Global mobile satellite company Inmarsat said that automation and wearable technology are expected to play a significant role in addressing potential health risks and safety threats in the mining industry.

Inmarsat’s ‘The Future of IoT in Enterprise – 2017’ report found that, despite low current levels of IoT deployment in the mining industry, 40 per cent of organisations have plans to deploy IoT solutions within the next 18 months.

Health and safety emerged as the area in which mining respondents expect to see the most benefits from these deployments, with almost half (44 per cent) expecting IoT to drive improvements to the health and safety of staff.

Improving health and safety also emerged as a key driver for IoT deployment, with 43 per cent ranking it as a primary objective for their IoT strategy, just behind monitoring environmental changes (47 per cent) and improving cost effectiveness (44 per cent).

Joe Carr, director of mining at Inmarsat Enterprise, said: “Mines are a uniquely specialised, hazardous environment and as such miners are highly focused on employee safety.
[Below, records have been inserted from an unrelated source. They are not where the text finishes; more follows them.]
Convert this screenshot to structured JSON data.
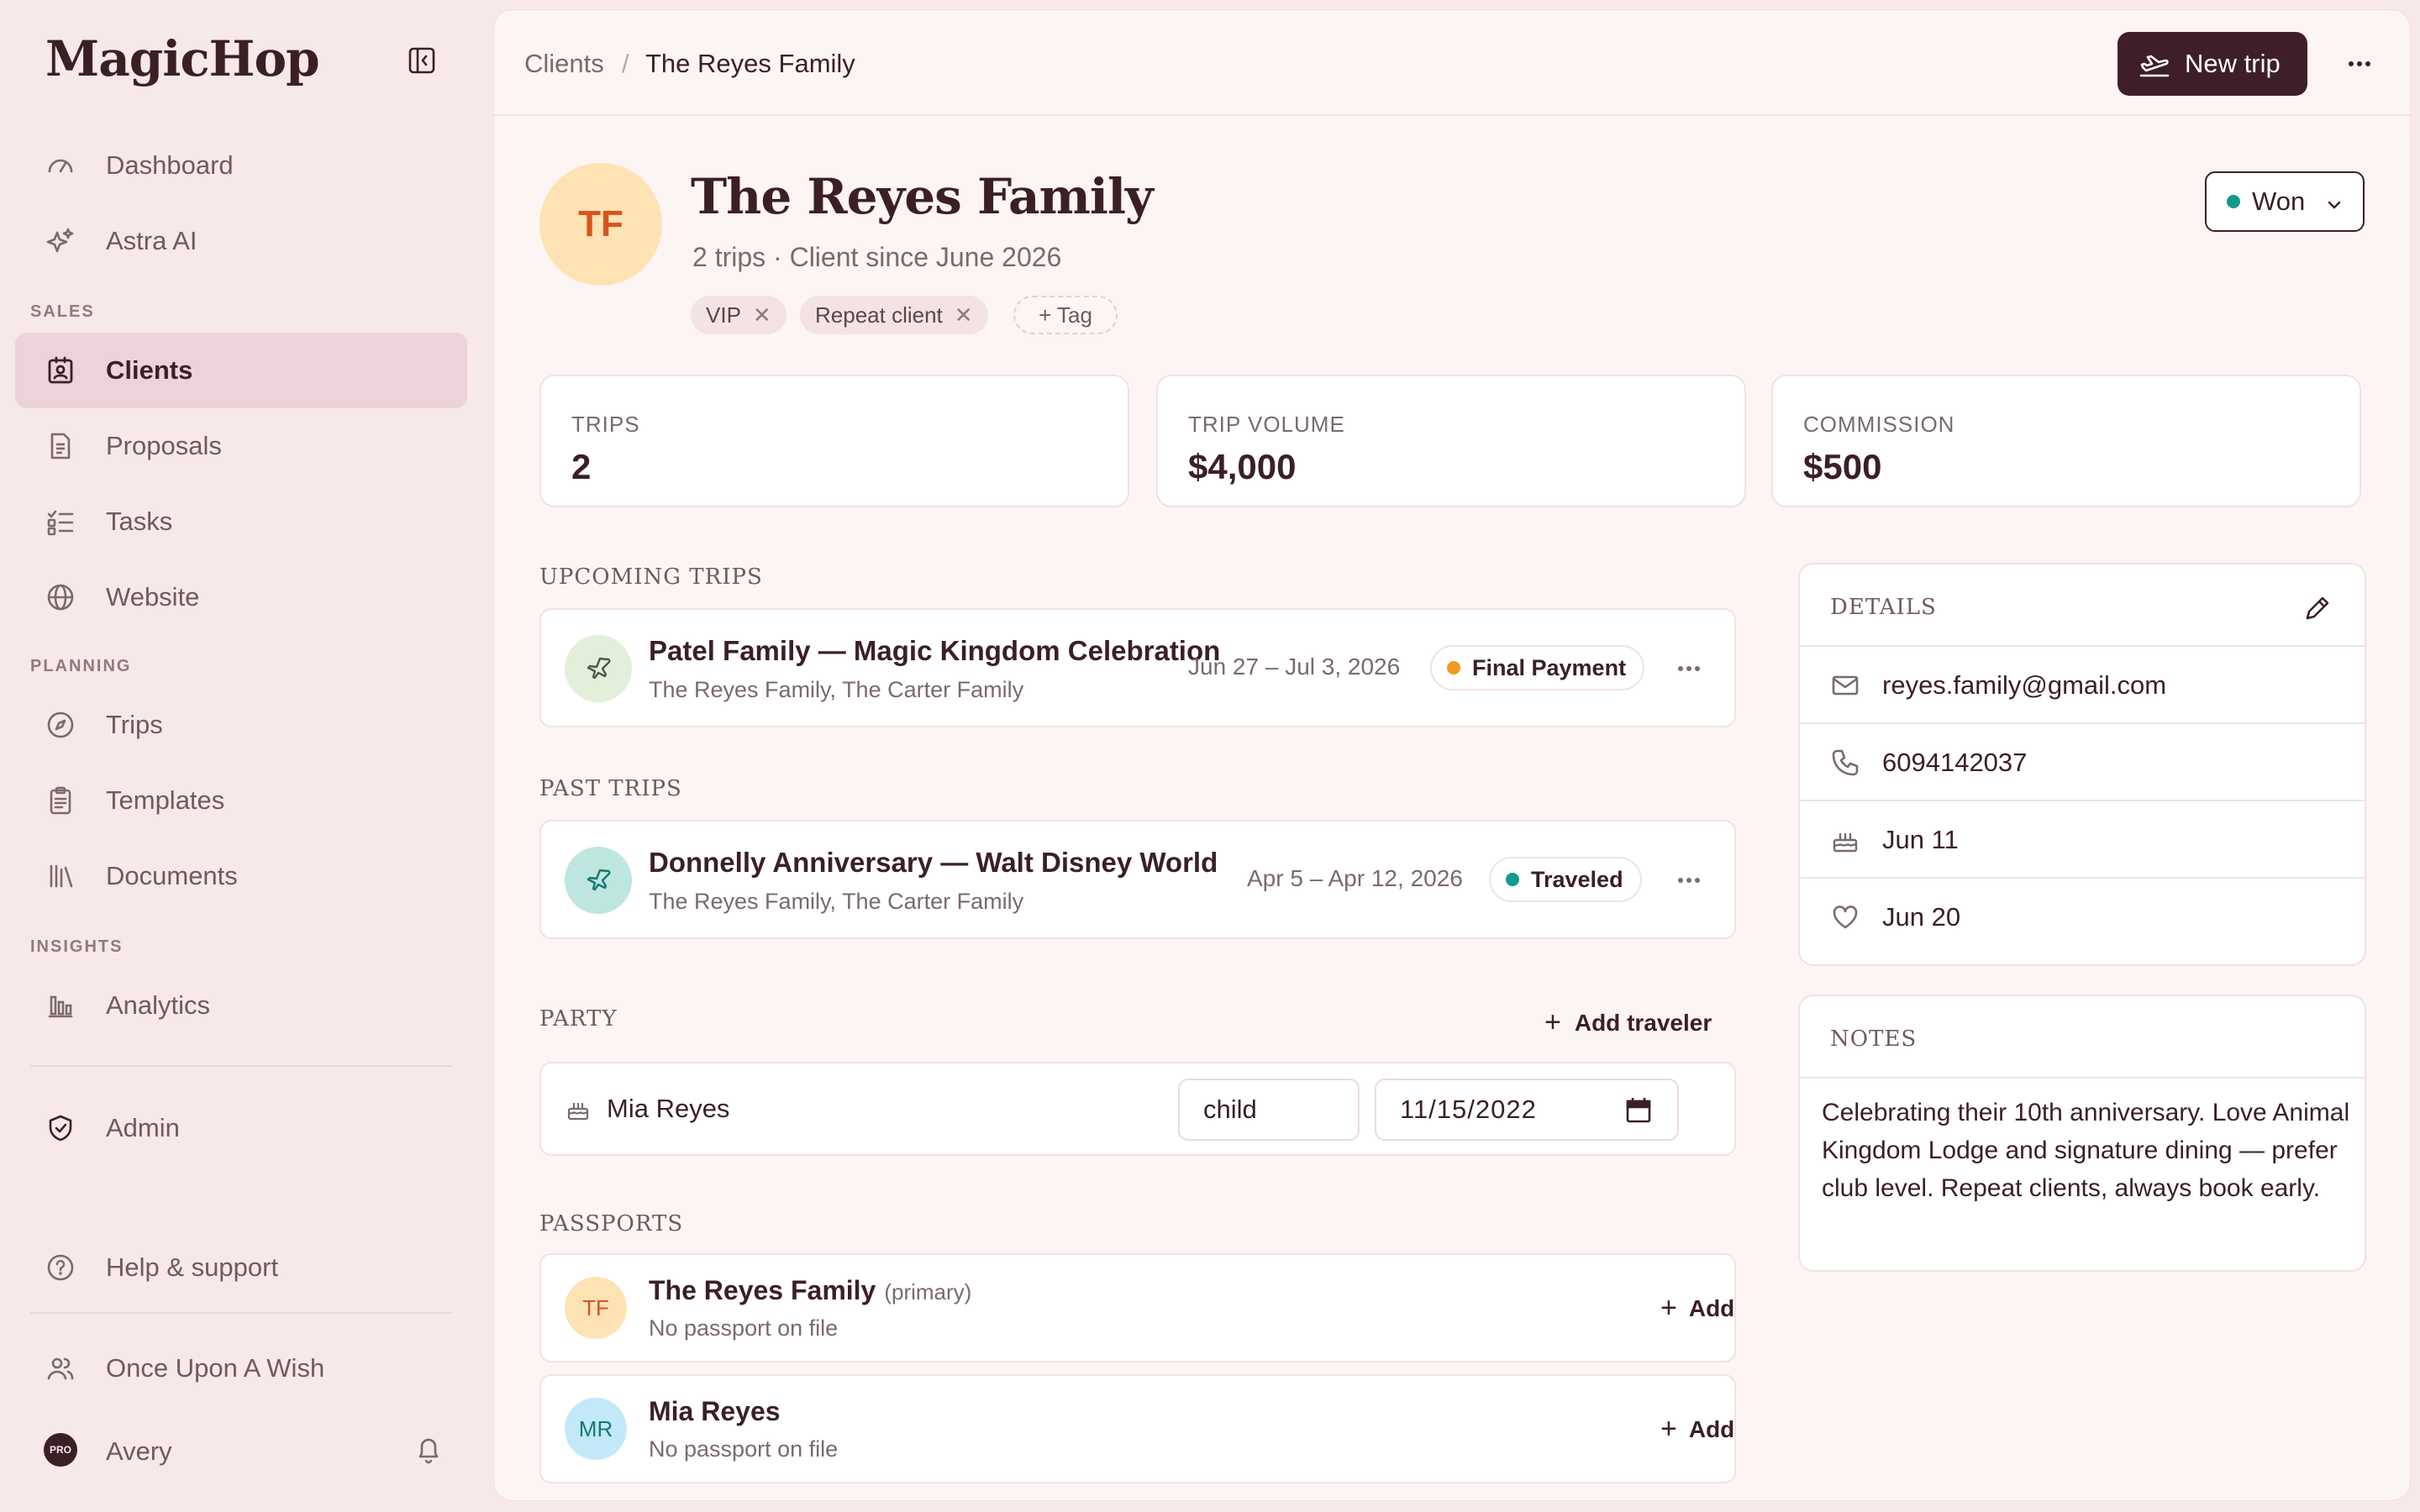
{
  "app": {
    "name": "MagicHop"
  },
  "sidebar": {
    "items_top": [
      {
        "label": "Dashboard",
        "icon": "gauge-icon"
      },
      {
        "label": "Astra AI",
        "icon": "sparkles-icon"
      }
    ],
    "sections": [
      {
        "title": "SALES",
        "items": [
          {
            "label": "Clients",
            "icon": "contact-card-icon",
            "active": true
          },
          {
            "label": "Proposals",
            "icon": "document-icon"
          },
          {
            "label": "Tasks",
            "icon": "checklist-icon"
          },
          {
            "label": "Website",
            "icon": "globe-icon"
          }
        ]
      },
      {
        "title": "PLANNING",
        "items": [
          {
            "label": "Trips",
            "icon": "compass-icon"
          },
          {
            "label": "Templates",
            "icon": "clipboard-icon"
          },
          {
            "label": "Documents",
            "icon": "library-icon"
          }
        ]
      },
      {
        "title": "INSIGHTS",
        "items": [
          {
            "label": "Analytics",
            "icon": "bar-chart-icon"
          }
        ]
      }
    ],
    "admin": "Admin",
    "help": "Help & support",
    "org": "Once Upon A Wish",
    "user": {
      "name": "Avery",
      "badge": "PRO"
    }
  },
  "breadcrumb": {
    "parent": "Clients",
    "separator": "/",
    "current": "The Reyes Family"
  },
  "toolbar": {
    "new_trip": "New trip"
  },
  "client": {
    "initials": "TF",
    "name": "The Reyes Family",
    "subtitle": "2 trips · Client since June 2026",
    "tags": [
      "VIP",
      "Repeat client"
    ],
    "add_tag": "+ Tag",
    "status": "Won",
    "status_color": "#13998c"
  },
  "stats": [
    {
      "label": "TRIPS",
      "value": "2"
    },
    {
      "label": "TRIP VOLUME",
      "value": "$4,000"
    },
    {
      "label": "COMMISSION",
      "value": "$500"
    }
  ],
  "upcoming": {
    "heading": "UPCOMING TRIPS",
    "trips": [
      {
        "title": "Patel Family — Magic Kingdom Celebration",
        "travelers": "The Reyes Family, The Carter Family",
        "dates": "Jun 27 – Jul 3, 2026",
        "status": "Final Payment",
        "status_color": "#f39a1e"
      }
    ]
  },
  "past": {
    "heading": "PAST TRIPS",
    "trips": [
      {
        "title": "Donnelly Anniversary — Walt Disney World",
        "travelers": "The Reyes Family, The Carter Family",
        "dates": "Apr 5 – Apr 12, 2026",
        "status": "Traveled",
        "status_color": "#13998c"
      }
    ]
  },
  "party": {
    "heading": "PARTY",
    "add_label": "Add traveler",
    "members": [
      {
        "name": "Mia Reyes",
        "type": "child",
        "dob": "11/15/2022"
      }
    ]
  },
  "passports": {
    "heading": "PASSPORTS",
    "entries": [
      {
        "initials": "TF",
        "name": "The Reyes Family",
        "note": "(primary)",
        "status": "No passport on file",
        "add": "Add"
      },
      {
        "initials": "MR",
        "name": "Mia Reyes",
        "note": "",
        "status": "No passport on file",
        "add": "Add"
      }
    ]
  },
  "details": {
    "heading": "DETAILS",
    "email": "reyes.family@gmail.com",
    "phone": "6094142037",
    "birthday": "Jun 11",
    "anniversary": "Jun 20"
  },
  "notes": {
    "heading": "NOTES",
    "text": "Celebrating their 10th anniversary. Love Animal Kingdom Lodge and signature dining — prefer club level. Repeat clients, always book early."
  }
}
“IoT solutions can play a significant role by remotely monitoring conditions and gathering data to anticipate and react to potential safety threats.”
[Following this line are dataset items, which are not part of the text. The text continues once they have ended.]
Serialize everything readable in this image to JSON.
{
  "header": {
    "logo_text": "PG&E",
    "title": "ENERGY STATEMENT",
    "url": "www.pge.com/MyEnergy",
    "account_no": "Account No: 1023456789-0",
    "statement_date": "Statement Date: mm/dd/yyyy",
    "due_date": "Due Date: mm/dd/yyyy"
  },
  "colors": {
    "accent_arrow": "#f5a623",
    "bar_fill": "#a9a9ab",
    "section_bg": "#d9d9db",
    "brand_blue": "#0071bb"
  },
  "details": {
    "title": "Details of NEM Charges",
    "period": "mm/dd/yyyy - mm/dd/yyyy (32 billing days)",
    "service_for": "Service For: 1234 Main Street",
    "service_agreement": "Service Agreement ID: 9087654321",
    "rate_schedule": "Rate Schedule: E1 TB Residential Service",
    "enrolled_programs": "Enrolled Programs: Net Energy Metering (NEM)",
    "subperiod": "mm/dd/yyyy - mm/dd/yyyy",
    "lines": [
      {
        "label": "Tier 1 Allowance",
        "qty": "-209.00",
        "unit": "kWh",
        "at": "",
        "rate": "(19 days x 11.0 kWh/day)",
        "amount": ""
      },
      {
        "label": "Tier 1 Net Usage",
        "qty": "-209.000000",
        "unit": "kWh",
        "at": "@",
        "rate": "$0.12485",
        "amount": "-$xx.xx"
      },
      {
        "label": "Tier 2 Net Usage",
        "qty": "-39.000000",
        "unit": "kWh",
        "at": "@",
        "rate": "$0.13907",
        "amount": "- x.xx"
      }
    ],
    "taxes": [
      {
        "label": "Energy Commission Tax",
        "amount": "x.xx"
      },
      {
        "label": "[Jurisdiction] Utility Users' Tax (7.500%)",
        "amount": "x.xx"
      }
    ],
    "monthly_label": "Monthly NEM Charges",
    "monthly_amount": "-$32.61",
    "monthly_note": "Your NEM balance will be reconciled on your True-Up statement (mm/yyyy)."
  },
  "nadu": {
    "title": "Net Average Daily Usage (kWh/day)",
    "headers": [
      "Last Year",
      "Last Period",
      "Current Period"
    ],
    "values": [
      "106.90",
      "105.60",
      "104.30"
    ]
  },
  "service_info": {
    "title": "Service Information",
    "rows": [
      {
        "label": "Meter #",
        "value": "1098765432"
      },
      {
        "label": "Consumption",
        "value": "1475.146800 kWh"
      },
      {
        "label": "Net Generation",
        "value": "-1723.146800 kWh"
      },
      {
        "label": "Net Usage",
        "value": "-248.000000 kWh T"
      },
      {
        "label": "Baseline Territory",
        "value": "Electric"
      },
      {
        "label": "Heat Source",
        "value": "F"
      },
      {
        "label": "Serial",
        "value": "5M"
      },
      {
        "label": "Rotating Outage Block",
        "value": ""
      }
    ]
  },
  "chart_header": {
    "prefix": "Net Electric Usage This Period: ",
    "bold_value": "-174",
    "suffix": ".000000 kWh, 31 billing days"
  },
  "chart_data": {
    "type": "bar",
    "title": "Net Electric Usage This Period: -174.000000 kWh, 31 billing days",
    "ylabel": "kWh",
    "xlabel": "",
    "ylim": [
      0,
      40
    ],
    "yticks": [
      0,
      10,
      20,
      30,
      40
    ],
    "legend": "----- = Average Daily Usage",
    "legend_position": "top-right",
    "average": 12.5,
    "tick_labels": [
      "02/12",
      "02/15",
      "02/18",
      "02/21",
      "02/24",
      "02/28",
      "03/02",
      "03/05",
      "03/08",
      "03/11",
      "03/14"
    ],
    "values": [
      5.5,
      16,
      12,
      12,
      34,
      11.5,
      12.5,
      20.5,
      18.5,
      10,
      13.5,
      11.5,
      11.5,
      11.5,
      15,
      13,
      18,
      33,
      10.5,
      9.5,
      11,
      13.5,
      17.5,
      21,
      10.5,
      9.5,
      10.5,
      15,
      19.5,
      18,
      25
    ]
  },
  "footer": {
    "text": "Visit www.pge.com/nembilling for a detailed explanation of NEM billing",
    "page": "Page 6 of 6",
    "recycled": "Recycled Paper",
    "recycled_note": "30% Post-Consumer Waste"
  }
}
“Automation and connected wearable technology represent two of the single best opportunities to address the dangers of the mining environment.

“IoT technology provides the digital nerve system for a network of automated devices and sensors that adjust to environmental conditions in real-time, meaning that equipment can react to potentially hazardous physical changes onsite rapidly without the need for human intervention, removing staff from potentially dangerous environments.”

The report also found that there are significant benefits to be gained in wearable technology for ensuring staff health and safety.

Wearable sensors can monitor and analyse a wide range of parameters, including sensing for dangerous gases or impact, raising the alarm if staff tracking is outside of acceptable parameters and monitoring worker locations to ensure they don’t enter hazardous areas of the site accidentally.

Carr concluded: “Using IoT to reduce fatalities and improve health and safety is only going to be possible if the connectivity provided by satellite technologies to move and analyse data is in place.

“The big challenge for mines is that they are often situated in some of the most remote parts of the world, away from cellular and terrestrial networks in an ever-changing environment."